"Le Cantique des oiseaux", poème soufi fondateur, aux enluminures précieuses
Une ornithologie spirituelle
Stigmatisé comme hérétique par les sunnites comme les chiites, pour prêcher la fusion entre l’homme et le divin, le soufisme est sans doute le courant musulman le plus fécond en émanations culturelles, par ses textes, sa peinture, la musique et la danse. Cette ouverture trouve sa source dans les valeurs de tolérance enracinées dans l’Islam, malheureusement trop souvent identifié au seul fondamentalisme, minoritaire, mais responsable des dégâts que l’on sait, telle une souris rugissante.
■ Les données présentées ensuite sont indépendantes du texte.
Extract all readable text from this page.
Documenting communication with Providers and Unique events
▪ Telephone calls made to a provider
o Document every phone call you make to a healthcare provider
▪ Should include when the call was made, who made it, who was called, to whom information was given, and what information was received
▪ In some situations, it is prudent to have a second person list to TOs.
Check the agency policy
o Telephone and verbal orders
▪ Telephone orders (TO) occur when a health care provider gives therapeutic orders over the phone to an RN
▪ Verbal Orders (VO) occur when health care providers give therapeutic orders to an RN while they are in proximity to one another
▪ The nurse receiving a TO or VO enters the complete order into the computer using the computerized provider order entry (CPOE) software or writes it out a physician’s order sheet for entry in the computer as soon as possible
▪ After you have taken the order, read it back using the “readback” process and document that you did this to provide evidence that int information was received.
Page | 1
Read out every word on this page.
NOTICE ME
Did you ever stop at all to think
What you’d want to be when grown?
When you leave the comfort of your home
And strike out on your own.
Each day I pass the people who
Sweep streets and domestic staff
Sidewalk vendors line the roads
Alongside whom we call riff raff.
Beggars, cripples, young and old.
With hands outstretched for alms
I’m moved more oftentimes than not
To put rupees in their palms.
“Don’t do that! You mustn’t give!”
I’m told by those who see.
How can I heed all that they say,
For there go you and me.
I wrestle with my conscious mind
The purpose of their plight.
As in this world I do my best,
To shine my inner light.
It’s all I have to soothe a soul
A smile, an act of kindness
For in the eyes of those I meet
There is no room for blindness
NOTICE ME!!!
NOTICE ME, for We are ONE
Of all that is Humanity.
La lumière de ce texte, sa beauté, en bénéficiant d’une telle édition, est la meilleure arme pour combattre un obscurantisme d’un autre âge.Des excès aux antipodes du "Cantique des oiseaux", poème philosophique, mystique, donc ésotérique, mais qu’Attar rend d’une limpidité transparente dans sa parabole. La huppe, messagère de Salomon, rassemble les oiseaux de la Terre pour les mener vers Sîmorgh, leur roi, incarnation du divin. Partis 30.000, ils seront 30 à l’arrivée, après avoir traversé sept vallées, comme autant d’épreuves qui recoupent les étapes conduisant à l’accomplissement spirituel : la quête, l’amour, la connaissance, le détachement, l’unicité, l’humilité, la pauvreté. Une annihilation de l’ego, non dogmatique, mais acquise, consciente, initiée par la huppe dans ses histoires, contes et digressions, au fil du voyage.
Accessibilité
"Le Cantique des oiseaux" rassemble la quintessence du soufisme en 4.725 distiques (réunion de deux vers), traduit en 9448 alexandrins par Leili Anvar, maître de conférences à l’Institut national des langues et civilisations orientales, traductrice et spécialiste de la littérature mystique et de l’écriture féminine. Cette transmission, fruit de quatre années de travail, fusionne avec sa source, métaphore épique d’une quête plus spirituelle que religieuse, dans la continuité de la Bhagavadgita indienne, mais coranique. A ce titre, les notes renvoient aux versets du coran auxquels se réfère Attar dans sa prose, alors qu’un glossaire éclaire une terminologie pas toujours acquise.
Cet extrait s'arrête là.